The brief and how MOD answered it

MOD has newly completed an all-white Canvas House for co-living, set in a heritage shophouse in Singapore along Blair Road.

The developer (Figment) gave a fixed budget and four months (design, sourcing and fitout) to re-imagine the interiors, with the aim of renting out the suites to ex-pats for 3-12 month stays.

Rentals start from S$3300 a month.
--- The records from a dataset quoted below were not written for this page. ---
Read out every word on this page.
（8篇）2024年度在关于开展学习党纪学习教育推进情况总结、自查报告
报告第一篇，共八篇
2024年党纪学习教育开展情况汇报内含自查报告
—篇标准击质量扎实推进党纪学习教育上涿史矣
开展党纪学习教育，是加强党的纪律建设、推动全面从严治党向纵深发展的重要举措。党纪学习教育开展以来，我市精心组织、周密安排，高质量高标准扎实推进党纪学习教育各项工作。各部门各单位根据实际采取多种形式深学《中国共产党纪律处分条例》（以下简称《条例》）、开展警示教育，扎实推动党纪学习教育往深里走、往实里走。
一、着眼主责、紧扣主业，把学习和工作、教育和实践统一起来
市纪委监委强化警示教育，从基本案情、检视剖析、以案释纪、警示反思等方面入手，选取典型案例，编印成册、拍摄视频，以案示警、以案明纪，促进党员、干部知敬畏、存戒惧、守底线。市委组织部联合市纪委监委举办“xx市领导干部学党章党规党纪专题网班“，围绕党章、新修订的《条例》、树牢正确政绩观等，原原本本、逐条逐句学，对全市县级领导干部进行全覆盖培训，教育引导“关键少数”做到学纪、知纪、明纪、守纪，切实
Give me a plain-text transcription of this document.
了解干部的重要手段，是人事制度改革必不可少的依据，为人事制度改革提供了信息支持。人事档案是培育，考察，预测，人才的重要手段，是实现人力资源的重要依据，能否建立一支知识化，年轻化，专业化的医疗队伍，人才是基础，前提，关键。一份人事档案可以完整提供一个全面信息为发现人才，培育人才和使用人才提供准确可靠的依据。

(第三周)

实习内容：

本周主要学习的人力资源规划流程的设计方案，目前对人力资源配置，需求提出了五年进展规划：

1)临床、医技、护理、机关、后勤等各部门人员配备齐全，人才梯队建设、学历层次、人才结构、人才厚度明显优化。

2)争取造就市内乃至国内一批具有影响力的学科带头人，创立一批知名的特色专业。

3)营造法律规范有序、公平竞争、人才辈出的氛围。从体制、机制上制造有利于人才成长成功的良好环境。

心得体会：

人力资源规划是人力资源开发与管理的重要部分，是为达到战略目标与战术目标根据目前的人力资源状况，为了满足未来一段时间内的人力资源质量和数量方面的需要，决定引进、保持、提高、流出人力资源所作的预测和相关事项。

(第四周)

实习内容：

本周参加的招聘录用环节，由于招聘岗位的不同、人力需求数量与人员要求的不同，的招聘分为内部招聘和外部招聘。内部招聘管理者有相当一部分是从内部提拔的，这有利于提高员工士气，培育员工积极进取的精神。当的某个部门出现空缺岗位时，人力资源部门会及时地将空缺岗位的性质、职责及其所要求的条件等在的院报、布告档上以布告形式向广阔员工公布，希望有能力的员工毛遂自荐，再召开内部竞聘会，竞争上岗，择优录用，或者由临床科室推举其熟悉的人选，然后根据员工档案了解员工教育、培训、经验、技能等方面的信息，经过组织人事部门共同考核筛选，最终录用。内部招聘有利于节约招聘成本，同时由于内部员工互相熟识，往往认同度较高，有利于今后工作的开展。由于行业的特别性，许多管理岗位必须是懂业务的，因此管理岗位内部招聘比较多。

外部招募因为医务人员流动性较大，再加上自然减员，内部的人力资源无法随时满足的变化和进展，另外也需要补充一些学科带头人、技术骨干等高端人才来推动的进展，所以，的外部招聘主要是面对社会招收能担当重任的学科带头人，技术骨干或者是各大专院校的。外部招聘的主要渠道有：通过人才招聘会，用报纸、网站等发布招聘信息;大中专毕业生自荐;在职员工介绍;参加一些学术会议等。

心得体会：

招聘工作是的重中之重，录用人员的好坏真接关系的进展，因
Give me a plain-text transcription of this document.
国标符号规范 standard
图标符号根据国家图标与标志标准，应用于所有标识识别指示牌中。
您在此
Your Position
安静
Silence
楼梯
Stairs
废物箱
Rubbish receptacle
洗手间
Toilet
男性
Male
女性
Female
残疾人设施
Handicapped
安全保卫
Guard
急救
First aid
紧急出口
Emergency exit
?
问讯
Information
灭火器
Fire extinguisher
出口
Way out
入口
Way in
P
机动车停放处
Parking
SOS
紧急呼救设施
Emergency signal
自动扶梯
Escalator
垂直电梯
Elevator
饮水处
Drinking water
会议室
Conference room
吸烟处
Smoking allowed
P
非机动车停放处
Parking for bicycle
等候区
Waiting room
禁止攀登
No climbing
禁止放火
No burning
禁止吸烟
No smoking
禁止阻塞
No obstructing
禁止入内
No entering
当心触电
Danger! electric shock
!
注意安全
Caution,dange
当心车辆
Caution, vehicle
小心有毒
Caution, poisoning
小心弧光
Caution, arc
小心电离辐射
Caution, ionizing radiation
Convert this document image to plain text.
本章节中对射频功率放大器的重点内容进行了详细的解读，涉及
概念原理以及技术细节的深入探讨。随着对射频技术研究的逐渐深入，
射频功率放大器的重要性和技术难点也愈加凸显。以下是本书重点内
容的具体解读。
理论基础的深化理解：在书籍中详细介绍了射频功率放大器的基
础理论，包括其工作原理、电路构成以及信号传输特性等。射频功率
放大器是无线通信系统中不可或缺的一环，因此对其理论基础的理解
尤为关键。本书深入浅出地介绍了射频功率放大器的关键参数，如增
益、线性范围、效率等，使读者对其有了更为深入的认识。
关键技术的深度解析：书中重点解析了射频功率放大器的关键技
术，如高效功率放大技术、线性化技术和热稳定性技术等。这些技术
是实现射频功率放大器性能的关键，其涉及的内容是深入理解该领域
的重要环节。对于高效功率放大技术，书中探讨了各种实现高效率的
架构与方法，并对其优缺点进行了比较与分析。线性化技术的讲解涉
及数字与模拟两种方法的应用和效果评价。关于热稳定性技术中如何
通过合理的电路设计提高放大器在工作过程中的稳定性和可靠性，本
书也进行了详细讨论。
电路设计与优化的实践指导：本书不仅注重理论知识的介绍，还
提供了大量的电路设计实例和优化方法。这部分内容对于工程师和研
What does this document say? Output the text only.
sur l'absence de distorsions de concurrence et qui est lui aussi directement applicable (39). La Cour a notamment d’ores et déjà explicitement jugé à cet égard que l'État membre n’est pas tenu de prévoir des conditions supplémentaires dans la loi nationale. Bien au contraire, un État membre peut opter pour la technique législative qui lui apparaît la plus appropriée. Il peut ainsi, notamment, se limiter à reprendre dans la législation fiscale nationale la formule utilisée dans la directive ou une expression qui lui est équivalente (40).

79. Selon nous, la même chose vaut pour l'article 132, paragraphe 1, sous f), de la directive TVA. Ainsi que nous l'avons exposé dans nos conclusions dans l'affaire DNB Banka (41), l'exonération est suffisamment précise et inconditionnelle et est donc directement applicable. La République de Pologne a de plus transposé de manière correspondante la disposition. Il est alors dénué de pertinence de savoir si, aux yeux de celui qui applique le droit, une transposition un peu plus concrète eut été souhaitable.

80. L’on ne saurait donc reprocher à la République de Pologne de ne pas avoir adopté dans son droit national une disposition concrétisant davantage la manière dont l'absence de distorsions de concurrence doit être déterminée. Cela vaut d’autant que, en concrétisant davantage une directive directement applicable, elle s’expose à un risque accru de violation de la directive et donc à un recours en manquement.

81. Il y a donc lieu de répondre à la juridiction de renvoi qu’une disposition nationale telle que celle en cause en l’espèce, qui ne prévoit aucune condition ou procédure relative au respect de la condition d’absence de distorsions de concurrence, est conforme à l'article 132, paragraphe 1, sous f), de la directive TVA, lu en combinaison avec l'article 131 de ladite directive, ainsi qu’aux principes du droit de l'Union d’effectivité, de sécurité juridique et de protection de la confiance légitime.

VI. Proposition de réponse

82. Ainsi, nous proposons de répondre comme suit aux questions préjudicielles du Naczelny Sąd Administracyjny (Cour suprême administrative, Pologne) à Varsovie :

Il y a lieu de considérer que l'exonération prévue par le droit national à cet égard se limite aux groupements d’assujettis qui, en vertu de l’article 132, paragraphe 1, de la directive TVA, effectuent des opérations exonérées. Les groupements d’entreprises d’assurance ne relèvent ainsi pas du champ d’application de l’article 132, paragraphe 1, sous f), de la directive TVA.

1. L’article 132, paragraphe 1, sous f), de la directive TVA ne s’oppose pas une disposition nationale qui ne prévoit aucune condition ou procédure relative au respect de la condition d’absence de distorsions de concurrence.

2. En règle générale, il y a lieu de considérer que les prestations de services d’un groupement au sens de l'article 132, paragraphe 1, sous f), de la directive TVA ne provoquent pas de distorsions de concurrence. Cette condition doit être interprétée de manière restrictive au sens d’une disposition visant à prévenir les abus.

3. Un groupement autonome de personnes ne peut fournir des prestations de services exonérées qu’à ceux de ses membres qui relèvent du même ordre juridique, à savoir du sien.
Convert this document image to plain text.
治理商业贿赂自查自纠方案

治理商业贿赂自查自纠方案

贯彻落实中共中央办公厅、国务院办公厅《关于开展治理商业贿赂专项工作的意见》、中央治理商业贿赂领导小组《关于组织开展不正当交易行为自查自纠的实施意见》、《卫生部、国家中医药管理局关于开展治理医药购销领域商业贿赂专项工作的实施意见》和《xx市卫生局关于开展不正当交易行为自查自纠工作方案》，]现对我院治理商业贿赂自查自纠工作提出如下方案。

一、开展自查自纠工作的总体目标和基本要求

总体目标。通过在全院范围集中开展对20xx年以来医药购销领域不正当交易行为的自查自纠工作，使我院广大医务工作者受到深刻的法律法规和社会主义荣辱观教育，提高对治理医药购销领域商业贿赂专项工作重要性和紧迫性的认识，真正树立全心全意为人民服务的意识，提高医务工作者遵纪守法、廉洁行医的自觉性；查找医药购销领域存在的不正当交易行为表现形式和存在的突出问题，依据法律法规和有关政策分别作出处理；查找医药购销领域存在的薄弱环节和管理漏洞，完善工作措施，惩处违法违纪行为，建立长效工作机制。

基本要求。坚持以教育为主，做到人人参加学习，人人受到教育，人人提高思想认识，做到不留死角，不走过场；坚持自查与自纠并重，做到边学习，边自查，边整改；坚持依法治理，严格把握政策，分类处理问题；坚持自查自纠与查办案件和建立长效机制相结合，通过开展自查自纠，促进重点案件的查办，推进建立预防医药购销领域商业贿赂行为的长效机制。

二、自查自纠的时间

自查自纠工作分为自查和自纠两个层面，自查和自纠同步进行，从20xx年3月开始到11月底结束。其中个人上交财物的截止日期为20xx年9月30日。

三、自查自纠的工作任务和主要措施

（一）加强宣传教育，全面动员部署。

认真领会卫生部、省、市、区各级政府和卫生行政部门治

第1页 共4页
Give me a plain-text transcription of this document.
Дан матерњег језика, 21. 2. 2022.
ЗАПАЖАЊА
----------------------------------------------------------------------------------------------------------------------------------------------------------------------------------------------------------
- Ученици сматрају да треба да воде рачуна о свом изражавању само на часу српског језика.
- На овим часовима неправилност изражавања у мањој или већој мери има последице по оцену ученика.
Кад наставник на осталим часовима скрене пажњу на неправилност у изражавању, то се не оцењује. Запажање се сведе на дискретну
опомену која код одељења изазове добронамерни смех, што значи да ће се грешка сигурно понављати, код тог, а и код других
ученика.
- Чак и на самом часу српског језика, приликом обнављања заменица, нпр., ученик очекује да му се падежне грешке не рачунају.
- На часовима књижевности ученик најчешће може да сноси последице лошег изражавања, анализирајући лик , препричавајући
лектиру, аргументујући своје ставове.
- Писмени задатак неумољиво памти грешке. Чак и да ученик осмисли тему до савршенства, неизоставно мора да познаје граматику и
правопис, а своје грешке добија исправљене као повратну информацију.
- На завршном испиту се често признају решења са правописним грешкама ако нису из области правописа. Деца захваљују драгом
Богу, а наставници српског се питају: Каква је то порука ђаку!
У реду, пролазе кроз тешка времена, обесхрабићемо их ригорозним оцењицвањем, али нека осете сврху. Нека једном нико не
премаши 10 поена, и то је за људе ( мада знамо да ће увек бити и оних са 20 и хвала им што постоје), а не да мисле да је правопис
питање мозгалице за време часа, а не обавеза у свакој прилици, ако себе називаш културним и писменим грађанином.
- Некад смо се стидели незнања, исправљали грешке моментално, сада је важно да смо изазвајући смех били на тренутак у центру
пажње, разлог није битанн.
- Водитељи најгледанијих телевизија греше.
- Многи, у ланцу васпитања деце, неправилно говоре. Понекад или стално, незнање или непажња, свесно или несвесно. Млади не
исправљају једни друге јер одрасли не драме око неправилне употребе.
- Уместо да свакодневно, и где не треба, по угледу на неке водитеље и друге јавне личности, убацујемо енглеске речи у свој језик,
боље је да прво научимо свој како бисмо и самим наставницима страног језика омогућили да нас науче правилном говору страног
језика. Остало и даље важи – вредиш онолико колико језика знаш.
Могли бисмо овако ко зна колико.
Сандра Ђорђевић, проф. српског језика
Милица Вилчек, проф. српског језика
The brief was to do something absolutely appealing to long-stay renters, and a way for this co-living shophouse to stand out. 

Faced with a tight budget and a tight timeline, alongside the desire for an overarching concept to underpin the moves, the team conceptualised the “Canvas House”:  Painting the entire house in white, to provide a canvas for the future, MOD decided to focus on “upcycling” to meet both constraints.

Majority of the tables, chairs, chests, mirrors, screens and vanity desks, were repurposed and given a new lease of life.

To pay homage to the past, yet give it character for the future, MOD painted these pieces all white but carved out “playful peek-a-boo reveals” of vignettes on the decorative dragon or longevity vases, ceramic plates hung on the wall, and wooden screens, vanity dressers and chairs.

To present this spatially, MOD created a text-based neon art piece, featuring a quote by Thomas Jefferson that encapsulates MOD’s approach to Canvas House.

The quote summarises the attitude of the house, quoting Colin, “it is a neutral white canvas for the future to be dreamt upon, rather than a wholesale homage to the past”.